Learning with Deep SARSA & OpenAI Gym.

After that 3000 steps, I learned something important.  The agent was learning from it's experience, using my 4 servo spider leg, and the python code I wrote to represent the spider leg as an Open AI Gym environment.  My reward code was allowing it to learn to make big dramatic gestures without actually overheating the servos.
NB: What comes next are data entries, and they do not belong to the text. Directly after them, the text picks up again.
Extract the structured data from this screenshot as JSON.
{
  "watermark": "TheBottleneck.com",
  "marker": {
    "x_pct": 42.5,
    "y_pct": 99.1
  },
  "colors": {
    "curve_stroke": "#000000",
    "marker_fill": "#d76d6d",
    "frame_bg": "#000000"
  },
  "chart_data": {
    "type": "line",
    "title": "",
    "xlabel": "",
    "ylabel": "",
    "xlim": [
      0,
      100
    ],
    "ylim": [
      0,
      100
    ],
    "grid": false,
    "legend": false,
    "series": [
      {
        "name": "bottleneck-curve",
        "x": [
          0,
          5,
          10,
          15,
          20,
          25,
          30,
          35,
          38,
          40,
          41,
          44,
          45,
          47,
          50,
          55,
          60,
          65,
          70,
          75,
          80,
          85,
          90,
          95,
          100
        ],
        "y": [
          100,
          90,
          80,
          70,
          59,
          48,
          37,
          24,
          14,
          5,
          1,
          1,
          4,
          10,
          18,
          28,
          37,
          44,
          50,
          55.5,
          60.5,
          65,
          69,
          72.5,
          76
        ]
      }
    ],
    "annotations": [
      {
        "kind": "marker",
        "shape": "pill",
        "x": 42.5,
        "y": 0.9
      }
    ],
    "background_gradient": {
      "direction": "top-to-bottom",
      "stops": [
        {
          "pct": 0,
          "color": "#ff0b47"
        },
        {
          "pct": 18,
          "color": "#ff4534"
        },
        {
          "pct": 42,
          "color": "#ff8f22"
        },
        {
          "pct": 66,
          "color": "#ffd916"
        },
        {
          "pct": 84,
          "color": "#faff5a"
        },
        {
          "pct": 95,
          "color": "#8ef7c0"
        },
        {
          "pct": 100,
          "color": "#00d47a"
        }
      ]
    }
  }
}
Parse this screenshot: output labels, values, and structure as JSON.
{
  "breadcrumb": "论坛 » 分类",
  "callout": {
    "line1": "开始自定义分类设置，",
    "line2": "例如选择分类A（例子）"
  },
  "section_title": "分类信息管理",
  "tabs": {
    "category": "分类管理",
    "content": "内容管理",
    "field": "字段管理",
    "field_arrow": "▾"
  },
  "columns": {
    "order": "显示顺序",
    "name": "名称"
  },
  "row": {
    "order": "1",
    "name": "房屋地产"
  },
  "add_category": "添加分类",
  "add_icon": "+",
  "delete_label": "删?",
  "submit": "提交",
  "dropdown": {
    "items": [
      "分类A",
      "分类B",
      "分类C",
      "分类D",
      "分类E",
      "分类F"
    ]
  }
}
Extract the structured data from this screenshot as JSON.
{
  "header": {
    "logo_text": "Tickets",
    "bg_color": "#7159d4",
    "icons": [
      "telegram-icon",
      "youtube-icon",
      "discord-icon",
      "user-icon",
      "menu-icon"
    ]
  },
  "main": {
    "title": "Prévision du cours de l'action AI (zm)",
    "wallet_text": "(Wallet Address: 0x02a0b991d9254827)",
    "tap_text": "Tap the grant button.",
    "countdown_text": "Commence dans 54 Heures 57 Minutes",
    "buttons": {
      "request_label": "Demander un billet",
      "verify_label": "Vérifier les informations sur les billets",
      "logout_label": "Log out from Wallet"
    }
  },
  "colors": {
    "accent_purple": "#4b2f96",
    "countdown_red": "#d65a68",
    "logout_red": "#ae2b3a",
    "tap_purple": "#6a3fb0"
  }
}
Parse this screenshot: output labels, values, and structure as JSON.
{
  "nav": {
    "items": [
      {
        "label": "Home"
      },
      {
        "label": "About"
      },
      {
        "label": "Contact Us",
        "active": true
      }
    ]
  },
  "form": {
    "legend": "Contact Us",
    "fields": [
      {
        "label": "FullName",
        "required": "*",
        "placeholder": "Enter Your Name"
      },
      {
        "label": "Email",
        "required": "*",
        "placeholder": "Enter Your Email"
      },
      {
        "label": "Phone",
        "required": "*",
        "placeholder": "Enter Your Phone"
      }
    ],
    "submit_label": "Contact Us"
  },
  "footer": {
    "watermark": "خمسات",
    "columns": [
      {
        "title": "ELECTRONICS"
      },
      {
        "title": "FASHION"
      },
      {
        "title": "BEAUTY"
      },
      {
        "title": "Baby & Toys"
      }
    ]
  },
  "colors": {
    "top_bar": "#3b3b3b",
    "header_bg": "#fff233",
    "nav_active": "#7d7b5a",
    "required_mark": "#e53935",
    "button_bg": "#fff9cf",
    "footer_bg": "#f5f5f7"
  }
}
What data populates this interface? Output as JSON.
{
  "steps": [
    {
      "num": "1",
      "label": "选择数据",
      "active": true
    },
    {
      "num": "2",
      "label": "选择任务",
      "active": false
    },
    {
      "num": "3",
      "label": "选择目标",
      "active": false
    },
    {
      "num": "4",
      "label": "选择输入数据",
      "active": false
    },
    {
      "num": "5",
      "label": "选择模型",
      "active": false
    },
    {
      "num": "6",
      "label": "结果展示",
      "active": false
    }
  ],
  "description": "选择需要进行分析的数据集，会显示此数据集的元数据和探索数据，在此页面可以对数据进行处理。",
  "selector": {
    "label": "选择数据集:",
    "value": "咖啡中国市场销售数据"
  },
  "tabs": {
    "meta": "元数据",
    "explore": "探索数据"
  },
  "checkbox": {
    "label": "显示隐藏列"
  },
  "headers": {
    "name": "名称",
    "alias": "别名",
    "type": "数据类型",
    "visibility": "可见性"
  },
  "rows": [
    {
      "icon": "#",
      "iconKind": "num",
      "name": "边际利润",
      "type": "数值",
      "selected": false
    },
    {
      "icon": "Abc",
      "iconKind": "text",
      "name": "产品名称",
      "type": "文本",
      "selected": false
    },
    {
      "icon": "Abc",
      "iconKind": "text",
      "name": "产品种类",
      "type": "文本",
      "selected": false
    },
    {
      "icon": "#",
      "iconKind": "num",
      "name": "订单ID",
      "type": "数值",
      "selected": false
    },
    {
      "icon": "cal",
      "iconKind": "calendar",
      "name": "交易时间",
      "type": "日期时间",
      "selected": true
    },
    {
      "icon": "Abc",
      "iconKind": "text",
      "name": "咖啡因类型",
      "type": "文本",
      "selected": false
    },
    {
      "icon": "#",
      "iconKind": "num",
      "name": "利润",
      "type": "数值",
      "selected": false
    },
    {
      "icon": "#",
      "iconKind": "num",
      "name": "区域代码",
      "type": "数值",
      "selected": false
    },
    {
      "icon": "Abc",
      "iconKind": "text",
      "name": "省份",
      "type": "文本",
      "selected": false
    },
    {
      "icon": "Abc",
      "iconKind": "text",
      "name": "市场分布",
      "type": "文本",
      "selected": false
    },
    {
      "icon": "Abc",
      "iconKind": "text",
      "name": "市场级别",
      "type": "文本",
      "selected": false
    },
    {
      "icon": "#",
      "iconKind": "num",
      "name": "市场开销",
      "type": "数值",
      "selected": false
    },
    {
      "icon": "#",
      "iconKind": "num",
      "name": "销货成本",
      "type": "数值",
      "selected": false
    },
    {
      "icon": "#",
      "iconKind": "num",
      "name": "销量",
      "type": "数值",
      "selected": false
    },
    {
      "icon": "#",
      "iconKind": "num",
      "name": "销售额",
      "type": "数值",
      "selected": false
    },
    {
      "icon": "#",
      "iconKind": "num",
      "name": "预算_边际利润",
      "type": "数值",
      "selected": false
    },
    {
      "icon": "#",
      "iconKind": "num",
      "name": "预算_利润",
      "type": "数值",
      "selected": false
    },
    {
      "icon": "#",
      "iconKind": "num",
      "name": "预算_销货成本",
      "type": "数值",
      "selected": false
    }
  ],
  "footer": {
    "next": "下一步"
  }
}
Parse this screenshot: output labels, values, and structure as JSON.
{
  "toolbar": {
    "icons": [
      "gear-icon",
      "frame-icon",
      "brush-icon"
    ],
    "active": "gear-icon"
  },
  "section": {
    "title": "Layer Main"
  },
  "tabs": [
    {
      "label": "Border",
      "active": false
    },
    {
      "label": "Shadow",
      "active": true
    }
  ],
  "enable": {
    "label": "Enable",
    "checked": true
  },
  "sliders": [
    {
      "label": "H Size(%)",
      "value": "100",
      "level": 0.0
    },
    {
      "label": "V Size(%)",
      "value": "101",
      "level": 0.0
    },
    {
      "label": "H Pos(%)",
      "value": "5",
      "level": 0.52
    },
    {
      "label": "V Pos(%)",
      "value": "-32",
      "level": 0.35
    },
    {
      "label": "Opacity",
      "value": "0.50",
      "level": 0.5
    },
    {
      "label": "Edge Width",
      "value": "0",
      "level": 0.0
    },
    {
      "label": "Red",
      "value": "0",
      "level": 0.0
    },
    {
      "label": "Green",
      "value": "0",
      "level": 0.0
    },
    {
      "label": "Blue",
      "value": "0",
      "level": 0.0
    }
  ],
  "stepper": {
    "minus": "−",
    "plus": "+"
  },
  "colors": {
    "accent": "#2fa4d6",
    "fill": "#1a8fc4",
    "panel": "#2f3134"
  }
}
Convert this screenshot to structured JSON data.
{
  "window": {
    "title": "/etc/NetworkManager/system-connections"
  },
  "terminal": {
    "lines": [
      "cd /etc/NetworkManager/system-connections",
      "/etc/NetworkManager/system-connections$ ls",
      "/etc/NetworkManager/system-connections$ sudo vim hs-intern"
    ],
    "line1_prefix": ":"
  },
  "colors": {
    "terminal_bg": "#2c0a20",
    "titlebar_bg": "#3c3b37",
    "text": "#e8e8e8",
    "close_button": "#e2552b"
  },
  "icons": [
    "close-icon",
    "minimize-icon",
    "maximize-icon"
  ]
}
Mwahahahaaa.  
(There were a bunch of non-zero values in the Q matrix when I stopped, indicating some bits of learning, I believe) 
However, eventually the jerky, fast, full arc, drama of the gestures did overstress the servos and break the gears in one.  I expect it might eventually learn that it has to ease up to full speed and ease back to a stop.  However to save on costs, I will be futzing with the reward design a bit.  Thanks Gelana!

Sunday, December 13, 2020

Leg Agency

I have been rewriting some python code to be multiprocess so that it can be writing and reading from the serial port "at the same time".

That is in good shape now, though I worry a bit about how many processes I have broken the work up into.  There is a monitor process and then two for each serial port that has servos attached (one reads and the other writes).

I took sample code from "Create custom gym environments from scratch — A stock market example" by Adam King on Medium.  That gave me the methods required for a wrapper.  That code makes my multiprocess SpiderWhisperer comply with the gym environment API from OpenAI.  

In order to have an RL agent learn how to move my spider leg while only developing the sort of familiarity with actual machine-learning math that one gets from sharing a friendly nod across a noisy party, I stripped out pieces of sample code from the Gym tutorial here.  That gave me the rest of the code I needed for some conceptual experimental runs.

I hesitate to mention that there was some debugging.  Since I am intent on learning from the noble creatures in the phylum arthropoda, I will say that some adjustments to the implementation were required that I discovered by trying to run the RL scenario using code I shuffled together.

Now I am ready to try a long run, and see if an RL Agent that could learn to maneuver a cart up a mountain from a valley, can also learn to make interesting movements with a 4 servo spider leg, without burning out a lot of servos.

Sunday, November 1, 2020

Spider Leg exercises in the Gym

After doing some more thorough reading and experimentation with the tutorials, I have decided that the Google Deep Mind control components are more heavyweight than I need.  They have a dependency on a pay-to-license physics simulation engine that I don't need, mujoco.  So instead I am narrowing my list of components some, to deep mind acme (dm_acme), the deep mind environment (dm_env) package, and openai gym.  Together they provide a framework for easier implementation and a sample case of reinforcement learning agents.
ps: If you read this post aloud to someone, be thoughtful how you place the pauses when you say "google deep mind control".  

Friday, October 23, 2020

Deep Minded Acme Spiders

The Google Deep Mind projects include some demos and examples that sound like an excellent base for what I want to try for the SpiderDroid.  Now let us see if I can absorb enough new comp sci concepts to produce any interesting behaviors.

Tuesday, October 13, 2020

SpiderDroid Rewards

The core mechanism of using machine learning to "solve" games is building in an incentive factor that the machine learning algorithm will use to prioritize and identify the best values for the parameters it can control.  For my experiments I think I will need some external pure incentive and disincentive stimulus that can be used for any early assisted learning stages that are required.  This is because I expect the learning process that will connect actuator parameters with movement results will be full of dead ends, and I want to be able to try to back the ML algorithm out of them and encourage the patterns that look more productive.

However, it seems relevant to mention the unfortunate babbling idiocy that has eventually forced me to erase and restart all of the early (local brains only) voice to text translators I tried.

Caveat creator.  Do I need a kill switch?


I will know that I have reached a new plateau when my spider droids can learn movement on their own by experimentally moving whatever collection of active joints I have given them.  I expect that discovering the most productive movements and combinations of movements in terms of visibly and inertially detectable changes in position and location of a single eye cluster, and detectable changes in sound composition and volume at the single ear cluster will be the first incentivized results.  If I get that far, there will be others even more interesting.

Tuesday, May 12, 2020

SpiderDroid 0.02: 3D Models

I have published the 3D Models for the upper (and most interesting) pieces of the leg design of the 0.02 SpiderDroid in TinkerCad under easy free licensing.